In most cases, if a person has taken the time to craft an application, write a tailored cover letter, and do their research, “they deserve more than a generic email, even if they’re not appropriate [for the role]”.
Executive buy-in determines candidate experience
Candidate experience is “absolutely an executive initiative”, Iredale says. “This has to be a top-down mission, coupled with training and education. If you don’t do those things, there’s no tool on earth that’s going to solve this for you.”
Many recruitment agencies, for example, do not have a dedicated candidate experience manager, he says, but it certainly warrants clear ownership within the business.
“It’s not a new job; there will be someone in your company – a receptionist, administrator, someone who has time.
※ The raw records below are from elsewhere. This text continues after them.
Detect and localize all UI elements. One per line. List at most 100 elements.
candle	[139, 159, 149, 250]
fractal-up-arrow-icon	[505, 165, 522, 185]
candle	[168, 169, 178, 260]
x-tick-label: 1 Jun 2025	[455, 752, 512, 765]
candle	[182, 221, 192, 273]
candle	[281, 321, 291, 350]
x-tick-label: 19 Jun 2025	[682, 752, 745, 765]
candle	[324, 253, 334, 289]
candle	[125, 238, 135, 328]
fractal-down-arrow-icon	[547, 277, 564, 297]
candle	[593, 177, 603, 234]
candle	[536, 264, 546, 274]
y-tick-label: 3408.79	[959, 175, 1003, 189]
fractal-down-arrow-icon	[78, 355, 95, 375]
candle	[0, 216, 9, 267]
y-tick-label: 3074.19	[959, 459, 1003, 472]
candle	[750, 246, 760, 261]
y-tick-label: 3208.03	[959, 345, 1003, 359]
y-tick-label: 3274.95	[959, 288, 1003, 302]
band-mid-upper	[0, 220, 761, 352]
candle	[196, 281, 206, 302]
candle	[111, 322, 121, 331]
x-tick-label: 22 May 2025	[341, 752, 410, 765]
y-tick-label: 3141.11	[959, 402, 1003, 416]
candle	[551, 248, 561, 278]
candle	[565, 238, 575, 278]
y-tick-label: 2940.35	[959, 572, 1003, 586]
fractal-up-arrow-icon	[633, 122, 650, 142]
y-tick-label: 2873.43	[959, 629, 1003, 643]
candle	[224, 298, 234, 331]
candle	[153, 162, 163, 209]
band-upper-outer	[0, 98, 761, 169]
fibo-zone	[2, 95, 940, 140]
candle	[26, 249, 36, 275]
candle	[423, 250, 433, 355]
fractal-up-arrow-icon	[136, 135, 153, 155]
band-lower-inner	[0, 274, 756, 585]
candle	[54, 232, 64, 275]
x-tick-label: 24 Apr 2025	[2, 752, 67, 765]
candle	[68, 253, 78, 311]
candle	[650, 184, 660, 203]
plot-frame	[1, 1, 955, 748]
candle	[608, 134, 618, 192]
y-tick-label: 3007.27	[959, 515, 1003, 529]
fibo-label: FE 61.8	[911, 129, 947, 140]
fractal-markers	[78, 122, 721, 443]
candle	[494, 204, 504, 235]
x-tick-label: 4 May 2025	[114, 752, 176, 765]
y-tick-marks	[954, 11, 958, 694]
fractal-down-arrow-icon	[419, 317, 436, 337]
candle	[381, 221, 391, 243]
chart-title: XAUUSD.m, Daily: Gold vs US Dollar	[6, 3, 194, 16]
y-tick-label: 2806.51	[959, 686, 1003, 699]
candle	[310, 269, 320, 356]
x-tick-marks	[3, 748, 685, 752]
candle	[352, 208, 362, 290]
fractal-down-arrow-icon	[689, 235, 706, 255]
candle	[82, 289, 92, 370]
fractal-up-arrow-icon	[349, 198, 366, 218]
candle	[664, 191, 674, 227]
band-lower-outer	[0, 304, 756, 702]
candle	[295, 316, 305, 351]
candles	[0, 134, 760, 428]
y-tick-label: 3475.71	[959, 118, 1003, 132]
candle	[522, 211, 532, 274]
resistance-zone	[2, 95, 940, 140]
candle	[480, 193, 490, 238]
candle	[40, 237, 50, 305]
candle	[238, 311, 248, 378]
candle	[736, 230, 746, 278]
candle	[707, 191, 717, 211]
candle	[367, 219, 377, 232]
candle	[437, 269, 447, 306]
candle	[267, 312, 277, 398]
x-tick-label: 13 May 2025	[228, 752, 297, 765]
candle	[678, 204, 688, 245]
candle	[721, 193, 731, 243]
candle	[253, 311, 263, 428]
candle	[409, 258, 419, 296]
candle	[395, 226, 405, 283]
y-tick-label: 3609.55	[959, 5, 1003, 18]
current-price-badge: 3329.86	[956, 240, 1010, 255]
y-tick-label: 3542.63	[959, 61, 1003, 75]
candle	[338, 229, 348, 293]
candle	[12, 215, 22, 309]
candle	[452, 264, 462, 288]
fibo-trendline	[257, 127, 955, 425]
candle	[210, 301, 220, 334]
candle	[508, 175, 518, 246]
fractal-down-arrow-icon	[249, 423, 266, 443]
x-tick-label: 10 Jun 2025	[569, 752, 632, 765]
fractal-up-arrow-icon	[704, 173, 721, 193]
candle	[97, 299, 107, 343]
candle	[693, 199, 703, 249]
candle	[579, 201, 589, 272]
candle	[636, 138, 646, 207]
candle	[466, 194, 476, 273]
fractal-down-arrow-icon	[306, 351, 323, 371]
Make it their job.”
Iredale says HR and internal recruitment teams do try extremely hard to improve candidate experience but many still don’t have the executive buy-in to support them in their efforts.
“There’s a massive disconnect I see between what executives are saying at the boardroom table, and what they feel [about] talent acquisition and HR. We’ve got to look at where HR reports through to. Does it report to the CEO, for example?
“We’ve been reading some good research about how companies are structured, and if the HRD is not reporting directly to the CEO, is [HR] really a high priority within the company?”
Testing the process
Most organisations (agencies and employers) are clearly not testing out their own application processes to understand what their candidate experience is like, Iredale says.
While it’s difficult to place a precise figure on how many companies do test out their candidate journey, “from what we’re seeing, it’s less than 5%”, he says.
The overall candidate experience isn’t just limited to digital and phone communications, but the physical world as well, he says.
“We’re so encased in our virtual world now, we’ve stopped thinking about what the experience is like of hopping into a lift to come into your meeting room, going to the interview. The physical stuff is every bit as important, so let’s think about that.”
Along with the need for more communication with candidates, Iredale urges recruiters to shed their reticence about using video.
Producing videos doesn’t require the expensive software that many assume, he says, and “it’s incredibly engaging” for candidates.
“Stop using time and expense as an excuse – that doesn’t [cut it] anymore. Personalise everything you can. Look at every touch point and personalise it.”